We use pull requests (PRs) to propose changes to the codebase. They are the best way to suggest changes to the codebase, and they are also the best way to get feedback on your work.

Every PR in the ETL repository has an associated staging server created to it. To smooth this process, we have automated all of this with the command etl pr.

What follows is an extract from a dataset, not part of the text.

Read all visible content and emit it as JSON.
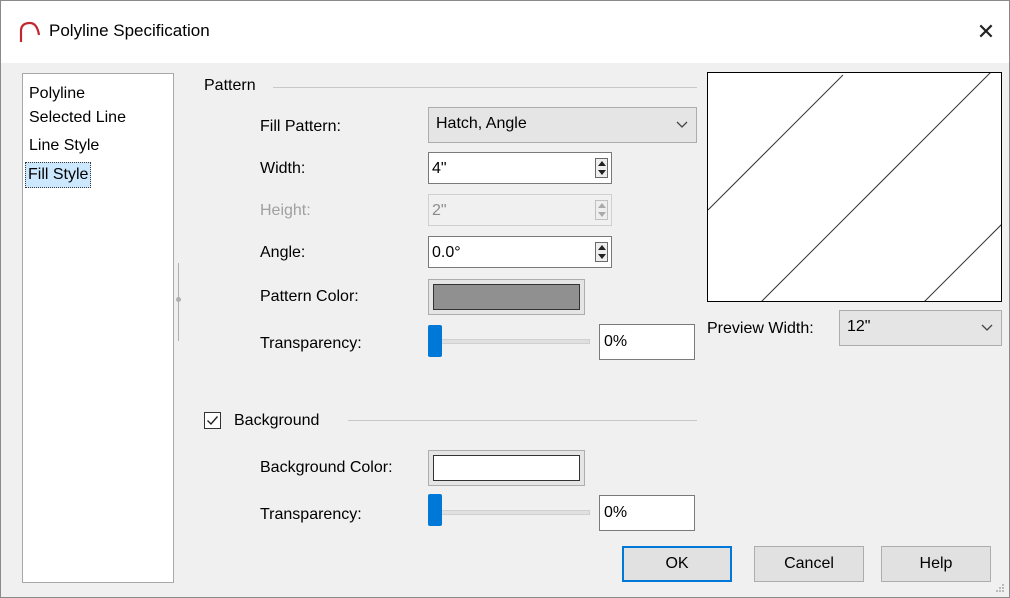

Learn more about how to use the etl pr command

PR work summary

Once you've created a PR, the automation user @owidbot will add a comment to the PR summarizing your work in the PR and providing links to relevant resources. This comment will include the following information:

  • Quick links: Links to the site and tooling using changes introduced by the PR. This includes admin site, public site, Wizard, documentation.
  • Login: Instructions on how to ssh into the staging server.
  • chart-diff: Wizard app showing chart changes (if any) compared to PRODUCTION. Owidbot will complain if there are chart changes pending review.
  • data-diff: Changes introduced in the data compared to PRODUCTION.
Chart Upgrader
PR, and comment by @owidbot, as of 19th November 2024

Scheduling a PR merge

You can schedule a PR merge by using the command /schedule at the end of your PR description. This is useful whenever you want to merge your PR at a specific time, e.g. nightly if it could trigger a long deployment process in the main branch.

You have multiple options to schedule a PR merge:

  • /schedule: The PR will be merged at the next sharp hour (e.g., 13:00, 14:00), based on the current UTC time.
  • /schedule 2024-11-19: The PR will be merged at midnight (00:00 UTC) on the specified date.
  • /schedule 2024-11-19T12:50:00.000Z: The PR will be merged at the next sharp hour immediately following the specified timestamp (e.g., if scheduled for 12:50 UTC, it will merge at 13:00 UTC).

You can find an example here.

Chart Upgrader
GitHub action comment, as of 19th November 2024

Working on multiple branches in parallel

If you need several PRs in flight at once (e.g. several agent sessions, one per branch), etl pr --worktree creates the new branch in a separate git worktree so your current working tree is untouched:

etl pr "Update some dataset" data --worktree

The command creates the worktree at ../etl-<branch> and runs uv sync inside it, so the worktree's .venv/ is ready to use by the time the command finishes. To start working there:

cd ../etl-<branch>

Otherwise also run source .venv/bin/activate. Or, even better, set up auto-activation once (see below) — then cd alone is enough.

When you're done with the worktree (typically after the PR is merged), clean up:

git worktree remove ../etl-<branch>
git branch -D <branch>

Optional: auto-activate the venv when you cd

Add this snippet to your ~/.zshrc so the right .venv/ activates automatically every time you cd into a worktree (or any project folder with a .venv/):

autoload -U add-zsh-hook
load-py-venv() {
    if [ -f .venv/bin/activate ]; then
        source .venv/bin/activate
    elif [ -f env/bin/activate ]; then
        source env/bin/activate
    elif [ -f venv/bin/activate ]; then
        source venv/bin/activate
    elif [ ! -z "$VIRTUAL_ENV" ] && [ -f poetry.toml -o -f requirements.txt ]; then
        deactivate
    fi
}
add-zsh-hook chpwd load-py-venv
load-py-venv

After reloading your shell (source ~/.zshrc or open a new terminal), you can cd between worktrees and the matching venv will activate on its own.

Tip: open each worktree in its own VS Code window (File > New Window). The Claude Code extension is scoped per workspace, so each window gets its own chat.

Sharing the data folder (optional)

--share-data symlinks the new worktree's data/ to the original's, so upstream ETL steps don't get recomputed:

etl pr "Update dataset" data --worktree --share-data

Warning

Never run rm -rf data/ in a shared worktree — the trailing slash makes rm follow the symlink and wipe the original data/. Use git worktree remove ../etl-<branch> to clean up instead.